Lifeguards often warn swimmers and surfers about shallow-water blackout, which can happen when hypoxia occurs in water, usually as a result of a person holding their breath in repeated intervals. In 2001, pro big-wave surfer Jay Moriarity died of a shallow-water blackout while doing breath-holding techniques in the Maldives. In 2011, a scuba diver named Scott Brislin died of a suspected shallow-water blackout near his home in San Clemente, California.
“You don’t feel like you need to take a breath—instead, you have a feeling of euphoria before it happens,” Jackson says.
The Metzger lawsuit states that Madelyn Metzger was unaware that doing Wim Hof breathing methods in water could have led to danger. Enahm Hof said the suit is simply an attempt to blame his father and the company, unfairly, for a terrible tragedy. “It hurts me that Mr. Metzger is using the passing of his daughter to sue his ex-wife and us,” he said.

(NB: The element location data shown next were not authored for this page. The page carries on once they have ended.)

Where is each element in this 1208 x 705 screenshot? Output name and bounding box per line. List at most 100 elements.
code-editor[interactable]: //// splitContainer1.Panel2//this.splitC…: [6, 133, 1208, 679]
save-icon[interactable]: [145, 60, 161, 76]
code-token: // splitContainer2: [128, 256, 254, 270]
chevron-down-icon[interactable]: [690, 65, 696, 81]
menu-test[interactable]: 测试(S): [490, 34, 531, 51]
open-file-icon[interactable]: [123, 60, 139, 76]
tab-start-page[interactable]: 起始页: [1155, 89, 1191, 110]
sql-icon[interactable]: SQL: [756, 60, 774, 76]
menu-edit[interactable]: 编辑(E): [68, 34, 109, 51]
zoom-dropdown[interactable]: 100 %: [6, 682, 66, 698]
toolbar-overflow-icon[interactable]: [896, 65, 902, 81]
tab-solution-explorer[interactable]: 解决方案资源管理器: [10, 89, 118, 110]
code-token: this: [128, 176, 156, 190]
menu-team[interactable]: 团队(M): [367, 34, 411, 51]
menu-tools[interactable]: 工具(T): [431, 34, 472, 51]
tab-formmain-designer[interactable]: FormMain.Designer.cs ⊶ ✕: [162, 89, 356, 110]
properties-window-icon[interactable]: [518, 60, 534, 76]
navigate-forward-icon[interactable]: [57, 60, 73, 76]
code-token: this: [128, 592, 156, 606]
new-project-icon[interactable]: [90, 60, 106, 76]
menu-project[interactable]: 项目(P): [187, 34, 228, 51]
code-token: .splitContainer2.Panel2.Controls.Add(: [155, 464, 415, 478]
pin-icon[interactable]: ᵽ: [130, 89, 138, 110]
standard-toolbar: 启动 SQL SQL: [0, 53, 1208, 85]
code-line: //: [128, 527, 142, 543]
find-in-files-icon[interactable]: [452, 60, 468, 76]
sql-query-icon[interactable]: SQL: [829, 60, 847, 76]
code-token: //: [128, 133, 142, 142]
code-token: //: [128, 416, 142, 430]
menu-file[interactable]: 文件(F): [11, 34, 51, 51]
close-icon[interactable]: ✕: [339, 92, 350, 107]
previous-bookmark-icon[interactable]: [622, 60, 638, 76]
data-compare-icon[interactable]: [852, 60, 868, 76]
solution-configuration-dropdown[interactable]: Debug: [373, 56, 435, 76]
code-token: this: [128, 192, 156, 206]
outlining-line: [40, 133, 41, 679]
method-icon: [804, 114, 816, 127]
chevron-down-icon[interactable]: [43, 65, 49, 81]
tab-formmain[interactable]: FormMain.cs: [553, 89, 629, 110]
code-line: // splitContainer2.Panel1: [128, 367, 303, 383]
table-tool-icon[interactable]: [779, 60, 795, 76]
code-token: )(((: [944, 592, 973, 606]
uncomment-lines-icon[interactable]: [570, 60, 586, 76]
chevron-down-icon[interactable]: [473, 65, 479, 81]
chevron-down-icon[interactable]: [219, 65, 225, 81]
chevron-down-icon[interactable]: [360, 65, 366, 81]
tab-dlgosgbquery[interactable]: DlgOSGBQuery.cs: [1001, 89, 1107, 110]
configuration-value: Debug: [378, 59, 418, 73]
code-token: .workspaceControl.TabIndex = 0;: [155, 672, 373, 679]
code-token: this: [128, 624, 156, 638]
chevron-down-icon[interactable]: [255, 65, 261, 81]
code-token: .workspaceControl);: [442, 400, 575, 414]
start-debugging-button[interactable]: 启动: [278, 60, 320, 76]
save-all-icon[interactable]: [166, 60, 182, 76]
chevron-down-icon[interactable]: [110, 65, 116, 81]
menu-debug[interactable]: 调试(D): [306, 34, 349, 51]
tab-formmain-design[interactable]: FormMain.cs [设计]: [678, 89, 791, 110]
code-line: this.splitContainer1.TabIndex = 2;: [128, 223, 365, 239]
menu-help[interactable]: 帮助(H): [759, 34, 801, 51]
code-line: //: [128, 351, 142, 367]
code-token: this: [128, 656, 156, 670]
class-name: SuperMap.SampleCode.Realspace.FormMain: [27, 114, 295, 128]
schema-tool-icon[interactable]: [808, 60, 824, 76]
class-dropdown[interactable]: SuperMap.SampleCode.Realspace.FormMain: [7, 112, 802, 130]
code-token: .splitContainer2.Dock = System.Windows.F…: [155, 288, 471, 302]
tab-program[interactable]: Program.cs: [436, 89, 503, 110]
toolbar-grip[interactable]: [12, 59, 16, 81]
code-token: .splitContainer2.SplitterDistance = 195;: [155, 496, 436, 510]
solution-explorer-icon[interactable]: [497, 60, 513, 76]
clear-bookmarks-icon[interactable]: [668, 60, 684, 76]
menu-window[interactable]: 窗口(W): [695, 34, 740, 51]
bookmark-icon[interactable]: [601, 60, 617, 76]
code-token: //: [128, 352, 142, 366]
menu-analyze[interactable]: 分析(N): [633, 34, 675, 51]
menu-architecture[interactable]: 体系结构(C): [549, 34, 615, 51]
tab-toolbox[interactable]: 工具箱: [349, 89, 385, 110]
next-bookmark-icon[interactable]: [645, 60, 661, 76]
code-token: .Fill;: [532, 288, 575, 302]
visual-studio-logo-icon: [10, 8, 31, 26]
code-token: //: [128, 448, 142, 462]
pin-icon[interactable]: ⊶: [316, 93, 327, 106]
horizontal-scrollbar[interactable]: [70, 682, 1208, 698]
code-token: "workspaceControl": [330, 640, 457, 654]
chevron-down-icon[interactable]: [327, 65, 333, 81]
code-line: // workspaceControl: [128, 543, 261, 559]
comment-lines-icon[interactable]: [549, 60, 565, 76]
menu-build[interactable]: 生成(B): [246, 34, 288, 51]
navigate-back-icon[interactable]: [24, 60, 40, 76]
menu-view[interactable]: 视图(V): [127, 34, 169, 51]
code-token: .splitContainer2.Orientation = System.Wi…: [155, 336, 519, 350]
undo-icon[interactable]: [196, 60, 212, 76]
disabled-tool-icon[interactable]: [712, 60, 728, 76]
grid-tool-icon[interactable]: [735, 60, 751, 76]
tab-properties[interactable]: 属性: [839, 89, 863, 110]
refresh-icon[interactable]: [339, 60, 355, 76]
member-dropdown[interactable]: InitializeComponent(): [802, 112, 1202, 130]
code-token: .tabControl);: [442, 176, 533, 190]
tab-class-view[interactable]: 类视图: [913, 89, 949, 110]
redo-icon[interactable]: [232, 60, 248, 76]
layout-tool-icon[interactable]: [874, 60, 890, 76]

Enahm said he was notified of the lawsuit just three weeks ago. Wim Hof and Innterfire have since filed two motions to have the suit dismissed, and both documents cite jurisdictional reasons for terminating it. One motion says that Hof has no business interests in California and has never marketed or sold products to residents in the state. “Since 2015 I have had approximately four trips to California, for very limited periods, for interviews and speaking engagements,” Hof said in a statement included with one of the motions.
Tammy Metzger filed her own legal challenges to the lawsuit, including a cross complaint against her ex-husband. In the document, she says the lawsuit is “another example of the divorce playbook tactics that tortured me and our daughter.”
In one of Wim Hof’s other legal motions, the Metzger family tragedy is compared to one suffered by the health guru. “Raphael Metzger’s complaint tells a tragic story of a young life cut short,” it reads. “The complaint alleges that his teenage daughter, Madelyn Rose Metzger, died in a terrible drowning accident in his home pool—something no parent should have to endure. Defendant Wim Hof, who lost his young wife to suicide in 1995, can empathize with the plaintiff and the grief he has had to endure.”